YEC wrote:How did they develope this light sensitive cell? Your speculative assumption is that this cell did actually develope...somehow....then became more complex because the animals who had them were more sucessful??? How is that?
As this eye was evolving..how big was the change that allowed this better eye to be sucessful? What changed? How many mutations were required to produce said change?
Very cute. You use the time-tested tactic of asking for 100% of the story, when we all know the story is incomplete. The trouble is, it makes no sense to ask "how big" a change was. A change of an A to a G isn’t very big at all, but could have a vast influence on the development of the organism. This is a real problem with the ID approach: it plays word games, creating statements that sound like they make sense to the lay audience, but are scientifically meaningless.
I am reminded of the time our department chairman asked a question of a seminar speaker-- a graduate student, as I recall-- and the speaker replied, "it’s hard for me to explain . . . clearly . . . just why that’s such a dumb question."
YEC wrote:bdbthinker wrote:Also, if you are familiar with caves, you'll know that cave fish don't have eyes. They never developed light sensitive cells because they did not need them. Or, as some scientists argue, if they were eyed fish who got caught in the caves, the no-eye gene mutation was allowed to flourish since having eyes provided no reproductive benefit in darkness.
It's not as crazy as some creationists would have you believe
Would you care to back up that last statement with some sort of reference? I have never heard that argument presented by an evo.

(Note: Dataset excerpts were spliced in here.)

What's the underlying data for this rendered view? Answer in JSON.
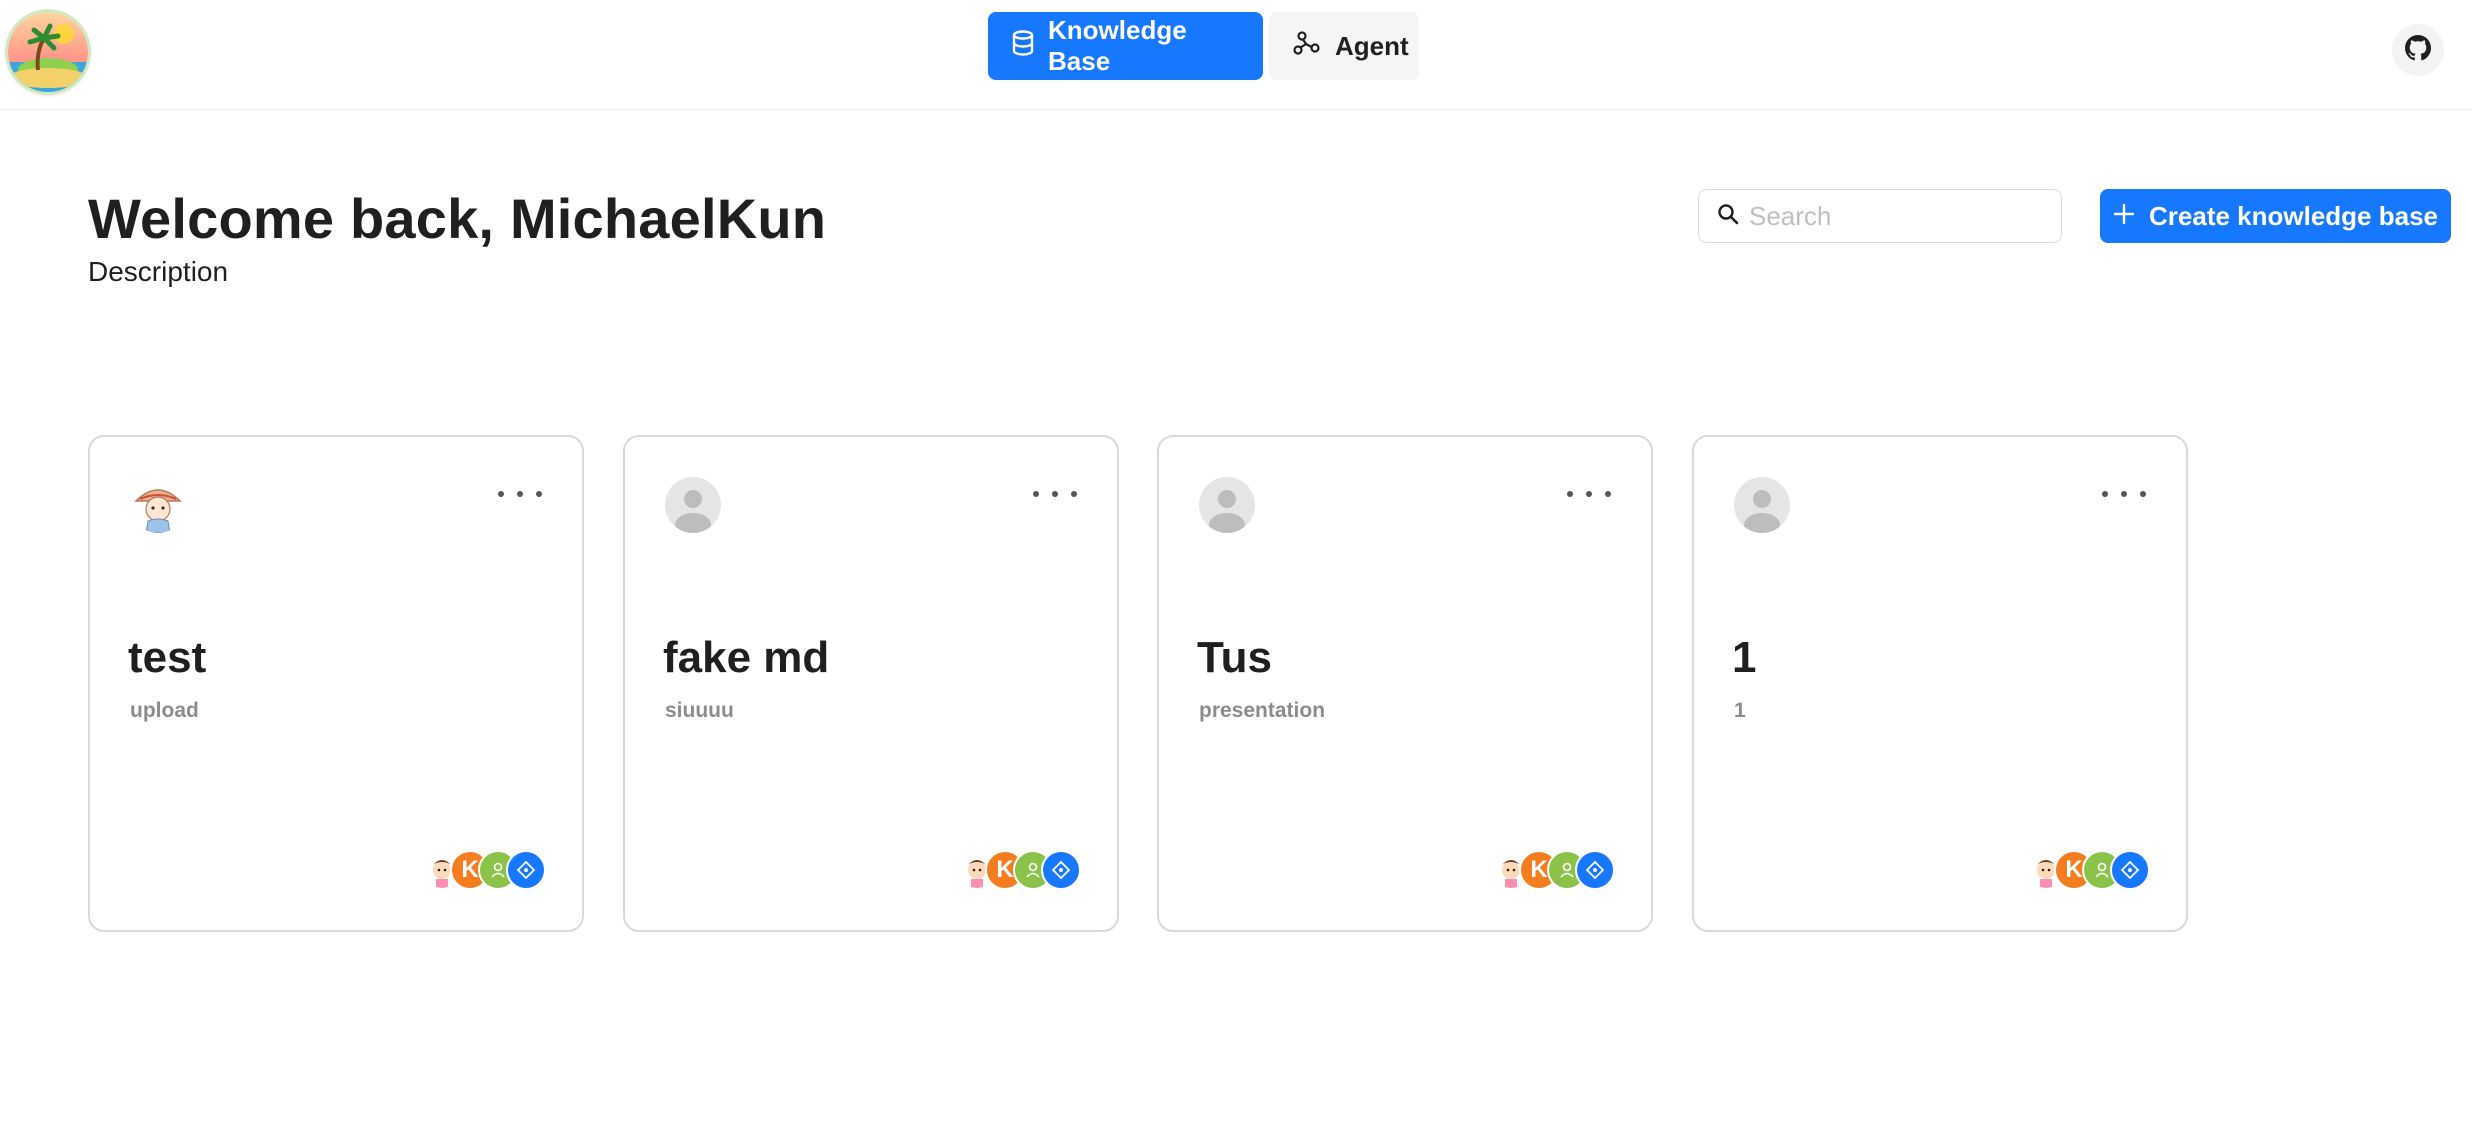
{
  "header": {
    "nav": [
      {
        "label": "Knowledge Base",
        "icon": "database-icon",
        "active": true
      },
      {
        "label": "Agent",
        "icon": "graph-icon",
        "active": false
      }
    ],
    "github_icon": "github-icon"
  },
  "main": {
    "welcome": "Welcome back, MichaelKun",
    "description": "Description",
    "search": {
      "placeholder": "Search",
      "value": ""
    },
    "create_label": "Create knowledge base"
  },
  "cards": [
    {
      "title": "test",
      "subtitle": "upload",
      "avatar": "girl-avatar"
    },
    {
      "title": "fake md",
      "subtitle": "siuuuu",
      "avatar": "default-avatar"
    },
    {
      "title": "Tus",
      "subtitle": "presentation",
      "avatar": "default-avatar"
    },
    {
      "title": "1",
      "subtitle": "1",
      "avatar": "default-avatar"
    }
  ],
  "tool_badges": {
    "k_letter": "K"
  },
  "colors": {
    "primary": "#1677ff",
    "orange": "#f57c1f",
    "green": "#8bc34a"
  }
}
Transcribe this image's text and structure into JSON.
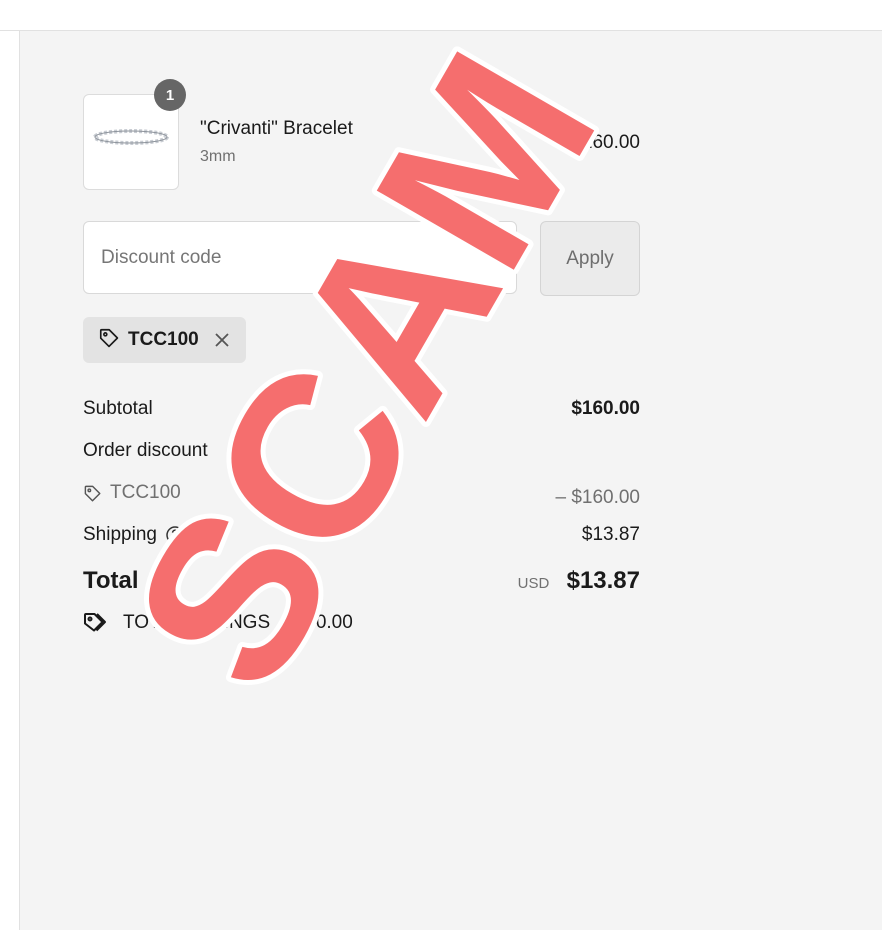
{
  "product": {
    "quantity": "1",
    "name": "\"Crivanti\" Bracelet",
    "variant": "3mm",
    "price": "$160.00"
  },
  "discount": {
    "placeholder": "Discount code",
    "apply_label": "Apply",
    "applied_code": "TCC100"
  },
  "summary": {
    "subtotal_label": "Subtotal",
    "subtotal_value": "$160.00",
    "order_discount_label": "Order discount",
    "discount_code": "TCC100",
    "discount_value": "– $160.00",
    "shipping_label": "Shipping",
    "shipping_value": "$13.87",
    "total_label": "Total",
    "currency": "USD",
    "total_value": "$13.87",
    "savings_label": "TOTAL SAVINGS",
    "savings_value": "$160.00"
  },
  "watermark": {
    "text": "SCAM",
    "color": "#f56e6e"
  },
  "icons": [
    "tag-icon",
    "close-icon",
    "help-circle-icon",
    "savings-tag-icon"
  ]
}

To be honest I think it goes against the evo theory....or are you saying that the original fish was blind and the ones that grew up in the caves never developed eyes?
This is interesting. It displays a lack of understanding of the theory of evolution. If you go back to that PubMed list of papers, you'll find a nice one by Jeffrey titled "Adaptive Evolution of Eye Degeneration in the Mexican Blind Cavefish." The original fish population in the caves was--aha!--normal fish! But, as you are so fond of pointing out, eyes are complex. Many genes are required to build current fish eyes. Mutations in many of them result in non-functional eyes, or failure of eye development. If such mutations occur, the individual fish that have them are not worse off--because it's dark anyway. Not building eyes saves energy, and avoids creating structures that can be infected, so eyeless fish have an advantage. Over time, they produce more offspring than fish with eyes, and eventually all the fish are eyeless. So tell me--how can this "go against the evo theory"?

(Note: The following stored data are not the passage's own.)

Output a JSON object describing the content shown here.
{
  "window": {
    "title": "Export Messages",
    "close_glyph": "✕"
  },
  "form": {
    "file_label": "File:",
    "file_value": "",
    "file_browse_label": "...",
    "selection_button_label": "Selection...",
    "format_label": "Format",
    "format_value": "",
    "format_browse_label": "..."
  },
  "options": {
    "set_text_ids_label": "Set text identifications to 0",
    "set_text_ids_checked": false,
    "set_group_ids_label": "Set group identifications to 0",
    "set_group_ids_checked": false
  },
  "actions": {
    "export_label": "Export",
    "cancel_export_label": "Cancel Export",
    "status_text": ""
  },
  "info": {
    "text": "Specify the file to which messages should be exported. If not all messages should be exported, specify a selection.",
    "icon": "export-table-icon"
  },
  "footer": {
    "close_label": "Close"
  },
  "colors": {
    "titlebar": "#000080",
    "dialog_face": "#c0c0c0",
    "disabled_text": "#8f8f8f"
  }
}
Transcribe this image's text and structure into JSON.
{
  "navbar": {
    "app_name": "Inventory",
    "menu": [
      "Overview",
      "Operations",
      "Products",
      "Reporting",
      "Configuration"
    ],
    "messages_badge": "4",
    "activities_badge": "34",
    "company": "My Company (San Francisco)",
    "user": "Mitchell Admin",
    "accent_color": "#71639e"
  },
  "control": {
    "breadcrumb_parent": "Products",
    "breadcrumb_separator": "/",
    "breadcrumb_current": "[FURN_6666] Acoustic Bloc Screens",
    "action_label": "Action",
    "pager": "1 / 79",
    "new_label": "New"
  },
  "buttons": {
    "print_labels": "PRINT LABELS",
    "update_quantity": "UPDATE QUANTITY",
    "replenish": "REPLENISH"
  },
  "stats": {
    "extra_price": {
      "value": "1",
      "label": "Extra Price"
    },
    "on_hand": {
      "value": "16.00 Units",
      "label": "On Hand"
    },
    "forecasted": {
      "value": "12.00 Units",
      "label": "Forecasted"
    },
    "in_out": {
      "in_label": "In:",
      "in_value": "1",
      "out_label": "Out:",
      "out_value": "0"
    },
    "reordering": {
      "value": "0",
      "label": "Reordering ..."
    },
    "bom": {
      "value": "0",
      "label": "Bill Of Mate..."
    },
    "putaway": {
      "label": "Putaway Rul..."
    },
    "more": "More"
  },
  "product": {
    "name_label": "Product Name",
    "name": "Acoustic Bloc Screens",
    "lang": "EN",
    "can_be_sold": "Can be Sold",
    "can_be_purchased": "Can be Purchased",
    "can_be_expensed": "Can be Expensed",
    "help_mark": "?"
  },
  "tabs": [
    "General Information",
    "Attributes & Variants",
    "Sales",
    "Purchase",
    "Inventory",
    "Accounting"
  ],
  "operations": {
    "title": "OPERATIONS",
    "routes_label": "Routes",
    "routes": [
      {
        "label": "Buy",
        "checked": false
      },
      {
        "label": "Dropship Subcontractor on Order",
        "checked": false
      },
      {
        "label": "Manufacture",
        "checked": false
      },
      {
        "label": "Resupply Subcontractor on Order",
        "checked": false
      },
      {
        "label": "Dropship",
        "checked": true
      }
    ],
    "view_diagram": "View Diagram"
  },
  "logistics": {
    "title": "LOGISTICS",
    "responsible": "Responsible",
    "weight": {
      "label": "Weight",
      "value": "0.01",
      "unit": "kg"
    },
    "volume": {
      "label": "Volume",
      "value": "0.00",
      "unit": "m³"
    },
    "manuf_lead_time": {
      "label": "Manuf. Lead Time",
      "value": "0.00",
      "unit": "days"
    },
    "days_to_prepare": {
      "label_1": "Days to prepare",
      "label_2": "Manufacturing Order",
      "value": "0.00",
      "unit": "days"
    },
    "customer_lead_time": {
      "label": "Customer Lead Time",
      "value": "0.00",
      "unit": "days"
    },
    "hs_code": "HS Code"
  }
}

jimspeiser wrote:YEC wrote:Unlike you evos. I won't take the T.O.E based squarely on faith.
I think its more a matter of, you won't take the T.O.E. no matter what is provided.
Thanks, Jim! That really needed to be said. I'd noticed that characteristic, too.
There's another point to be made here, YEC. Several of us, including myself, have asked you for information in this thread and others. As a general rule, you have ignored our requests. The requests have generally been much easier to fill than the questions that you have asked us. You ask us for the entire sequence of events from the beginning of the universe to the present day, to prove that eyes developed from natural causes. We can look up some of it--if it's known--but none of us have it at our fingertips. We just ask you to explain what you're thinking. I'd have imagined that would be fairly easy.
We could start with the question above. Maybe later we can get back to the list of unanswered questions.